Le couvre-feu, survivance médiévale, permet de ligoter les relations sociales pendant la nuit, pour « le bien de la population ». Une population qu’on infantilise, à qui on ne donne pas les soins nécessaires ni l’information adéquate pour se protéger, une population sur laquelle on externalise tous les coûts socio-économiques de la pandémie, une population à qui l’on ment allègrement. Rappelons-nous que 93 % des éclosions, avant Noël 2021-2022, avaient lieu dans les milieux institutionnels (scolaire, travail, santé).  Seulement en 2021, le gouvernement québécois a empoché 30 millions de dollars grâce au couvre-feu. Mais surtout, pas question d’investir pour ouvrir les tests PCR à la population générale ou de doter toutes les classes du Québec de filtres HEPA. Franchement, voyons. Cette extorsion organisée et armée – la fonction première de l’État – aura donc permis à beaucoup de policiers de se payer des heures supplémentaires et de bons beignes, tout en se contaminant dans l’auto-patrouille ou au poste.
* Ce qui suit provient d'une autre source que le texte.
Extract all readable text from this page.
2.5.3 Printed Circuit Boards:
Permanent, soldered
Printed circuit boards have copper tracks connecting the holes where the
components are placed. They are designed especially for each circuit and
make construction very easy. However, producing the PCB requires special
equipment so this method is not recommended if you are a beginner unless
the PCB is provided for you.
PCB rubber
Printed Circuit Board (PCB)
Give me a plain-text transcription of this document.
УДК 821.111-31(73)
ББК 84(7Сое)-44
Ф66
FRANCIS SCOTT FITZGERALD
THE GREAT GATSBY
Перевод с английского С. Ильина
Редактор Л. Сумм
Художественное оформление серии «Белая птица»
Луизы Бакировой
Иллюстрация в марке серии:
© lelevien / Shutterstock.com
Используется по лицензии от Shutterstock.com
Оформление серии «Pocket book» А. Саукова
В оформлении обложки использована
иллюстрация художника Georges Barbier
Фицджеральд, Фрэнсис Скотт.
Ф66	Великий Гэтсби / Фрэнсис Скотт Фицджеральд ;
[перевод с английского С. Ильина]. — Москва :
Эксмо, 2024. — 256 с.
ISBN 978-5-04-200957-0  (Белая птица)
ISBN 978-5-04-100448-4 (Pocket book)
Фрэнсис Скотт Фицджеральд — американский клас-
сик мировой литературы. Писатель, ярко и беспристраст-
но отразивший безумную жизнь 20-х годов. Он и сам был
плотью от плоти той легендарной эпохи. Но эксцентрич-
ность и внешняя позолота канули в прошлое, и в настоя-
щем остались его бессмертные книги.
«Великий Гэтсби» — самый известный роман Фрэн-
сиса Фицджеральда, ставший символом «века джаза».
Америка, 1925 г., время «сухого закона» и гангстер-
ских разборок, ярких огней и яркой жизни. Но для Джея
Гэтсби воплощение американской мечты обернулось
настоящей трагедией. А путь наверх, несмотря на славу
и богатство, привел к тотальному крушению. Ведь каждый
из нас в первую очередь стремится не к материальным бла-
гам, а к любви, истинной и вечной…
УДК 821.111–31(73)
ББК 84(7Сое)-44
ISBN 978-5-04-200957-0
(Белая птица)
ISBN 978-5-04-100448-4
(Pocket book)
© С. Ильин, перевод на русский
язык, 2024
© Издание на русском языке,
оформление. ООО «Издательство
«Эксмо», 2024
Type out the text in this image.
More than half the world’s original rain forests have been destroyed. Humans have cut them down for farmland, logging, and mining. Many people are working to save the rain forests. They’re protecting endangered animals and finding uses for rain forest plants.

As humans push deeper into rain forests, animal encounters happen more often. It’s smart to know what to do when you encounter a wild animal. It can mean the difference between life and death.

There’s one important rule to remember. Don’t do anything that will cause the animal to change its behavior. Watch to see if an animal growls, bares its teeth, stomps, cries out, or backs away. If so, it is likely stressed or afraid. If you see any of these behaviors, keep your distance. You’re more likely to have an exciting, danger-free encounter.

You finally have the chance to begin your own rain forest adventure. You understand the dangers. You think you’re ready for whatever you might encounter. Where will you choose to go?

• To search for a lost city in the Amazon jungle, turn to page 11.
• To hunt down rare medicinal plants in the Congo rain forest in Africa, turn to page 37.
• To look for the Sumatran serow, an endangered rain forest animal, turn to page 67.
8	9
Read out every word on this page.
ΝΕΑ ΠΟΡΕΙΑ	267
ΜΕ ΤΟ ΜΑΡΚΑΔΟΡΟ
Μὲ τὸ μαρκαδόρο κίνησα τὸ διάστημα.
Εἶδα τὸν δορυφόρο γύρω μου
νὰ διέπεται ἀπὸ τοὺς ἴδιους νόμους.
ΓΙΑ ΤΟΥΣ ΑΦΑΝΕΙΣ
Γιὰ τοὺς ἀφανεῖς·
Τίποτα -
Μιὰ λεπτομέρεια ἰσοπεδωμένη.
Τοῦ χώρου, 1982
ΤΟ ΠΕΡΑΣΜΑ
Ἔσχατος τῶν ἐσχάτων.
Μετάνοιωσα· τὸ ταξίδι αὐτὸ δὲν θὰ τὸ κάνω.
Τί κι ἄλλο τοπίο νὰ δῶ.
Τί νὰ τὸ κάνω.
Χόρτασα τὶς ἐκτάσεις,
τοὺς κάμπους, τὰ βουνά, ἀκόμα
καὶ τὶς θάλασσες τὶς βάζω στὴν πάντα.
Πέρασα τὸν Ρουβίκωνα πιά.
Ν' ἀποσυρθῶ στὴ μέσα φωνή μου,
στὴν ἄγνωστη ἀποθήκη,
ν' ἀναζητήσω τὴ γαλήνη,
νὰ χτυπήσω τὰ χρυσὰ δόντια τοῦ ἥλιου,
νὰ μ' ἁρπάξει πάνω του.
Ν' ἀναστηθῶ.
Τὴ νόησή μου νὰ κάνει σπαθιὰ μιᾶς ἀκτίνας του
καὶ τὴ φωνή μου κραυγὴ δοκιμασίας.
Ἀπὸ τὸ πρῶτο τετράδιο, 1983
Peut-être que plusieurs parmi vous auront d’abord donné le bénéfice du doute au gouvernement. Maintenant, il faut renverser la vapeur, autant dans la jurisprudence, dans l’opinion publique que dans nos mémoires historiques, pour que cette option ne soit plus jamais sur la table quand la prochaine crise surviendra. L’assignation forcée à résidence doit être refusée sur toute la ligne pour que puisse se déployer la solidarité.